CECHLO-MS 200 is an on-site electrolyzer that can safely produce, according to customers’ requirement, either high strength, 12.5 percent sodium hypochlorite or chlorine gas and caustic soda (sodium hydroxide) using just three simple and common consumables – salt, water and electricity. The technology mitigates risks associated with delivering and storing hazardous chemicals. CECHLO-MS 200 modular systems generate from 250 to 3,000 kilograms per day of free chlorine and treat up to 1 million cubic meters per day with low power consumption and no unwanted byproducts, offering maximum efficiency in an ESG-conscious solution.

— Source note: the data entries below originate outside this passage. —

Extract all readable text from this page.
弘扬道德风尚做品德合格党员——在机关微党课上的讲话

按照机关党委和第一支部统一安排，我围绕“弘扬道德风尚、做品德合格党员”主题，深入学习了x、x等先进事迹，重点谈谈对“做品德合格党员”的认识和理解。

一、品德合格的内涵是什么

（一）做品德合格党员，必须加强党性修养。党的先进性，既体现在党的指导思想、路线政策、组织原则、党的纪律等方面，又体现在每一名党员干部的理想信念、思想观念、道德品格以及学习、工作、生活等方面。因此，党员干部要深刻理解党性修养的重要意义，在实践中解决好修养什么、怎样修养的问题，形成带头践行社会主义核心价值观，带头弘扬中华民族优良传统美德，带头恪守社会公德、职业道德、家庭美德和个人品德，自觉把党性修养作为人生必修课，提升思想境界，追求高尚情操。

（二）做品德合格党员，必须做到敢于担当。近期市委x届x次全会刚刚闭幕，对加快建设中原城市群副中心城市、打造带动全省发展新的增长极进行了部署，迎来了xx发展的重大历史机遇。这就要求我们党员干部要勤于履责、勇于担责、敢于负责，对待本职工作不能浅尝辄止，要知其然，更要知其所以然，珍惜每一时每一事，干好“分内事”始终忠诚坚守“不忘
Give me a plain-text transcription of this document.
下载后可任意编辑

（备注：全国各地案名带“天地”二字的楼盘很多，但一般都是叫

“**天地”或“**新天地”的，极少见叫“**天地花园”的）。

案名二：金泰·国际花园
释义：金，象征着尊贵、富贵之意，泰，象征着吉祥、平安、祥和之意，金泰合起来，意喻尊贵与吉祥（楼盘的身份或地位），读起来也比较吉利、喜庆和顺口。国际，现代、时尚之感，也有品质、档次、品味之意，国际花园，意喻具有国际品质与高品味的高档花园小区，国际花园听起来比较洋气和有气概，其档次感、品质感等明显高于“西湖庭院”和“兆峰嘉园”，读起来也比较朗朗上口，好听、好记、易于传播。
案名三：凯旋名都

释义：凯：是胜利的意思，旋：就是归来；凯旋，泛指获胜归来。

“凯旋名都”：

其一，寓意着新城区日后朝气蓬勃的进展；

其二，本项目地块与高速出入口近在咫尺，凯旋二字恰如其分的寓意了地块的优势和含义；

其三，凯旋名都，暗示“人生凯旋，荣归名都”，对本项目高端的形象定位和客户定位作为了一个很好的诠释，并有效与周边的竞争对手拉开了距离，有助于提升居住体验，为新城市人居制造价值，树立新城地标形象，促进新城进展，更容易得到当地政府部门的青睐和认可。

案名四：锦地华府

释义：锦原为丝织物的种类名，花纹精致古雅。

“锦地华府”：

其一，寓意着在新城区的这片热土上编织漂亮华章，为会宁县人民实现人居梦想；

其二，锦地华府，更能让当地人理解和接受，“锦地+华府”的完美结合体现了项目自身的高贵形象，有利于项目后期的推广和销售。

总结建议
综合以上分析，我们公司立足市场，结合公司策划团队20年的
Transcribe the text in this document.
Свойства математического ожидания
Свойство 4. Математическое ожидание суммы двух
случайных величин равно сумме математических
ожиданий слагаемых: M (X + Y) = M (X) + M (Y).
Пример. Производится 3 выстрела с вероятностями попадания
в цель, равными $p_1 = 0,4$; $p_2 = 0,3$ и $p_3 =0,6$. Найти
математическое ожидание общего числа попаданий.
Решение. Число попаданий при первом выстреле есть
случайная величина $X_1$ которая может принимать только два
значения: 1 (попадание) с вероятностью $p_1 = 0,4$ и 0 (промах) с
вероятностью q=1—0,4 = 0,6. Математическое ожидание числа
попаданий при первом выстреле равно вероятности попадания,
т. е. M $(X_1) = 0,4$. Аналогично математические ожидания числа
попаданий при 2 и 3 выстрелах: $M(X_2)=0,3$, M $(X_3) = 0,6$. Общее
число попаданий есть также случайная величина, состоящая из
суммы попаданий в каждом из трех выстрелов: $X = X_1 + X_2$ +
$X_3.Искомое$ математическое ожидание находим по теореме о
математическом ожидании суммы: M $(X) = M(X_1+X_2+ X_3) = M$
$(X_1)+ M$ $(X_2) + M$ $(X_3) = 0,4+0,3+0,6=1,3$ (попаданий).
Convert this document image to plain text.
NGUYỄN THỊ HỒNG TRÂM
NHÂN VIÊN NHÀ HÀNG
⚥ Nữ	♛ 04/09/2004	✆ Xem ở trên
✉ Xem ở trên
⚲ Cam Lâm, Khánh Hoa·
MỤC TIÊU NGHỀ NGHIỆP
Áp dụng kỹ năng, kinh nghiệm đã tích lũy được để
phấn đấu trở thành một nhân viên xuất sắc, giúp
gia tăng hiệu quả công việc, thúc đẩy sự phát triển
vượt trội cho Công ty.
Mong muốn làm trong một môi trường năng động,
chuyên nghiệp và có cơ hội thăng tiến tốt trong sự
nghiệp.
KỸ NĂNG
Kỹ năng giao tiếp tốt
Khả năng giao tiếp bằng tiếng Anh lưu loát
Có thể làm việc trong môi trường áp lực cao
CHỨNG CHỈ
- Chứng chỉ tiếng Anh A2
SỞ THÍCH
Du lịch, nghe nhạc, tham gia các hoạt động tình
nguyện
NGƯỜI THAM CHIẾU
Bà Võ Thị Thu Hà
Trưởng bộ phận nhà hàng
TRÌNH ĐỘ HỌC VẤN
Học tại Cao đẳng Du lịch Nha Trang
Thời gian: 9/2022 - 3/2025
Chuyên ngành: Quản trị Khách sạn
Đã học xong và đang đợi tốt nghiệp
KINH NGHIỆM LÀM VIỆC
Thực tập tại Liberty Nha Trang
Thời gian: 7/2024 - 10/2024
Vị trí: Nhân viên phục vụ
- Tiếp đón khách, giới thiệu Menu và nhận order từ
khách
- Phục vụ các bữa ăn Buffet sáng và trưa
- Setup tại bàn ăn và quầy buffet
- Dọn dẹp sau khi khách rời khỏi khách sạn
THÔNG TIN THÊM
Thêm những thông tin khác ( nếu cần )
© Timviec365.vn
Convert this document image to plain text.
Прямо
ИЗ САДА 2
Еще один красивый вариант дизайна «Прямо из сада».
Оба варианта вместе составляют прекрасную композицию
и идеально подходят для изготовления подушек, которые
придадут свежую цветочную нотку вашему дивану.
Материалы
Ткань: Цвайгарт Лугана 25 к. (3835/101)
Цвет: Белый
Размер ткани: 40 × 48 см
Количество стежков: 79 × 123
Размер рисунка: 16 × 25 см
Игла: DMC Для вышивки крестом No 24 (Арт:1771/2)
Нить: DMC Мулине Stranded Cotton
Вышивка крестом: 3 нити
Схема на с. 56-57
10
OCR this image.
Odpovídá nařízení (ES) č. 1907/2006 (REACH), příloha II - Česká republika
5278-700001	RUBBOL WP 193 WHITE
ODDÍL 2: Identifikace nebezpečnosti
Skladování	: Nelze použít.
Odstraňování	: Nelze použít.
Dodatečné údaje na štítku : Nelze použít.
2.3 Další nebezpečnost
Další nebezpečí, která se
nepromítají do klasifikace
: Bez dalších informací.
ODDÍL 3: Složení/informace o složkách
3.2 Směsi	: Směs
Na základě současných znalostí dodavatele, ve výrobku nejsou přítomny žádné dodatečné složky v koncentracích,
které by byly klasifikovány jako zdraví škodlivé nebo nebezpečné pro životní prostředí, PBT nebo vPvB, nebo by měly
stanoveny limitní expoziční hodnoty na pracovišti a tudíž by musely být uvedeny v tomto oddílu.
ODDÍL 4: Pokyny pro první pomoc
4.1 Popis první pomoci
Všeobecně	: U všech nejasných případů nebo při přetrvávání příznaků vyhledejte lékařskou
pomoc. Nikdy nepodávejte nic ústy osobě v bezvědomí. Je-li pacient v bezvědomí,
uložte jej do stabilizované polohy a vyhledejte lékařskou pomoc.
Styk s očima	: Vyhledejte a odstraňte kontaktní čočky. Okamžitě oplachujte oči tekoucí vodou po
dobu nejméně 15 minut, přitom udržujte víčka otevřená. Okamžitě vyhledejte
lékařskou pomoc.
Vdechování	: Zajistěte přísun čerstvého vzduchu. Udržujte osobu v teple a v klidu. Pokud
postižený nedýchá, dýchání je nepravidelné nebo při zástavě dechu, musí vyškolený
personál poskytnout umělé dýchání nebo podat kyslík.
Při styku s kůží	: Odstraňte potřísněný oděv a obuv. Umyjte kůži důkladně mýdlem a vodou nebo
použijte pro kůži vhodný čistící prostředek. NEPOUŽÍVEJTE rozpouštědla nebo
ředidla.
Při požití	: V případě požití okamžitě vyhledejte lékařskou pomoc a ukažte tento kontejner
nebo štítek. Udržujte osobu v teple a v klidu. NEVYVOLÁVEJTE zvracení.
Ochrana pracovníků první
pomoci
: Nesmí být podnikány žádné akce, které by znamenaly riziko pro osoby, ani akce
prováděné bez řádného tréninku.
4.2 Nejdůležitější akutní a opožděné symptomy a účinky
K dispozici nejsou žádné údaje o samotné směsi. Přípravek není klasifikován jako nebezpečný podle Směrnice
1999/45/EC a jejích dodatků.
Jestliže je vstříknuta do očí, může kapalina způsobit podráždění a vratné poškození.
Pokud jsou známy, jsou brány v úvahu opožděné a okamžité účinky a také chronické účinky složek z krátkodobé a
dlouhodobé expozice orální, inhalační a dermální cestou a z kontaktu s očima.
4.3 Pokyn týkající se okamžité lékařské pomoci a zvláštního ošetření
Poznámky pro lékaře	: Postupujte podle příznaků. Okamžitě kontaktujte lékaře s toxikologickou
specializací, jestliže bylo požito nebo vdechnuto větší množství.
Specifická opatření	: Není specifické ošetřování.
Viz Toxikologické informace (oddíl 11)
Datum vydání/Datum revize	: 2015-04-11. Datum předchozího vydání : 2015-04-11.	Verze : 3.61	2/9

Modular CECHLO-MS systems come fully automated with remote monitoring capabilities that do not require special training or certifications. Their flexible design enables customers to easily curtail production output, adding capacity without increasing footprint and offering decentralized operations for fresh disinfectant at a reduced cost. Options for demonstration and test agreements will be available in the US market as an introduction to the technology, allowing field demonstration of its competitive Levelized Cost of Operation (LCO).

 

Product specifications and case studies will be showcased during a WEFTEC presentation at De Nora booth 2616 on Tuesday, Oct. 8 at 11:30 a.m.


About De Nora


Industrie De Nora is an Italian multinational company listed on the Euronext Milan stock exchange, specializing in electrochemistry, a leader in sustainable technologies, and has a pivotal role in the industrial green hydrogen production chain. The Company has a portfolio of products and systems to optimize the energy efficiency of critical industrial electrochemical processes and a range of products and solutions for water treatment. Globally, Industrie De Nora is the world's largest supplier of activated electrodes (serving a broad portfolio of customers operating in the fields of chlorine and caustic soda production, components for electronics, and non-ferrous metal refining). Industrie De Nora is also among the world's leading suppliers of water filtration and disinfection technologies (for the industrial and municipal sectors) and the world's leading swimming pool disinfection components supplier. Leveraging its well-established electrochemical knowledge, proven manufacturing capability, and a supply chain established over the years, the Company has developed and qualified a portfolio of electrodes and components to produce hydrogen through the electrolysis of water, which is critical for the energy transition. In this sector, the company also holds 25.85% of thyssenkrupp nucera AG &Co. KGaA, a joint venture established with the thyssenkrupp group.

 

Founded in 1923, Industrie De Nora generated total revenues of around EUR 856 million and an Adjusted EBITDA of approx. EUR 171 million in 2023. The Company's growth process has developed organically through continued penetration of new markets and applications and through acquisitions in the U.S., Asia, and Europe. De Nora’s continuous innovation drives its growth, represented by its evolving intellectual property portfolio, which currently includes more than 280 patent families with more than 2,800 territorial extensions. The De Nora family controls the Group, which owns 53.3% of the Company’s share capital. Snam S.p.A. is a minority shareholder with about 21.6% of the capital.